It also targets to boost the country’s industrial competitiveness by creating an environment for investment in quality and market demand driven industrial infrastructure and address bottlenecks hindering value addition and manufacturing, among other interventions.
“The project will support Government of Kenya in the development of Special Economic Zones and industrial parks to attract targeted investors and developers resulting in new investments,” the IFC says in the disclosure.
“This will ensure viability and economic usefulness of special economic zones and industrial parks in the context of Kenya’s public policy goals of increasing manufacturing share of GDP, boosting quality industrial infrastructure development and generating investments.”
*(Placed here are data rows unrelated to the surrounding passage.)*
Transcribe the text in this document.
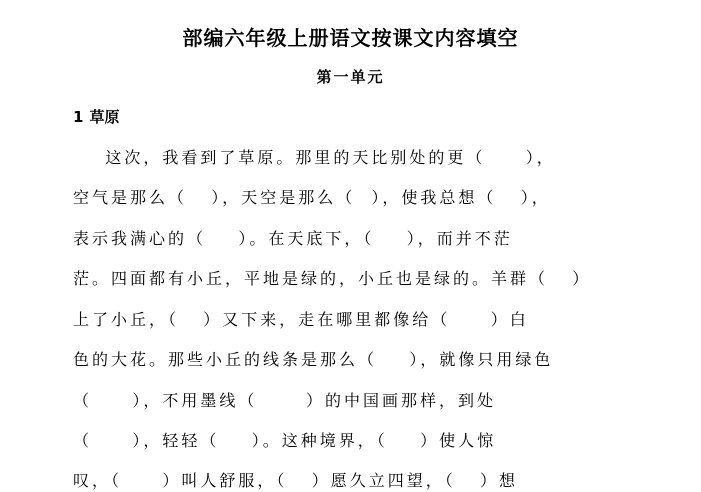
部编六年级上册语文按课文内容填空
第一单元
1 草原
这次，我看到了草原。那里的天比别处的更（     ），
空气是那么（   ），天空是那么（  ），使我总想（   ），
表示我满心的（    ）。在天底下，（    ），而并不茫
茫。四面都有小丘，平地是绿的，小丘也是绿的。羊群（   ）
上了小丘，（   ）又下来，走在哪里都像给（     ）白
色的大花。那些小丘的线条是那么（    ），就像只用绿色
（     ），不用墨线（      ）的中国画那样，到处
（     ），轻轻（    ）。这种境界，（    ）使人惊
叹，（     ）叫人舒服，（   ）愿久立四望，（   ）想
The share of manufacturing sector to gross domestic product shrank to a decades-low of 7.7 percent in 2018 from 10 percent in 2014, underlining the dwindling competitiveness of Kenya’s factories.
Firms operating in SEZs such as Export Processing Zones in Athi River enjoy tax incentives on corporation and value added taxes, among other packages, aimed at boosting exports by cutting down on operating costs.
Kenya has the largest number of SEZs in Africa at 61, making up a quarter of the 237 of the total SEZs, according to United Nations Conference on Trade and Development June report.
“Although the objective of most SEZs on the continent is to enhance manufacturing and exports in low-skill, labour-intensive industries such as garments and textiles, some countries are targeting diverse sectors and higher value addition,” UNCTAD said.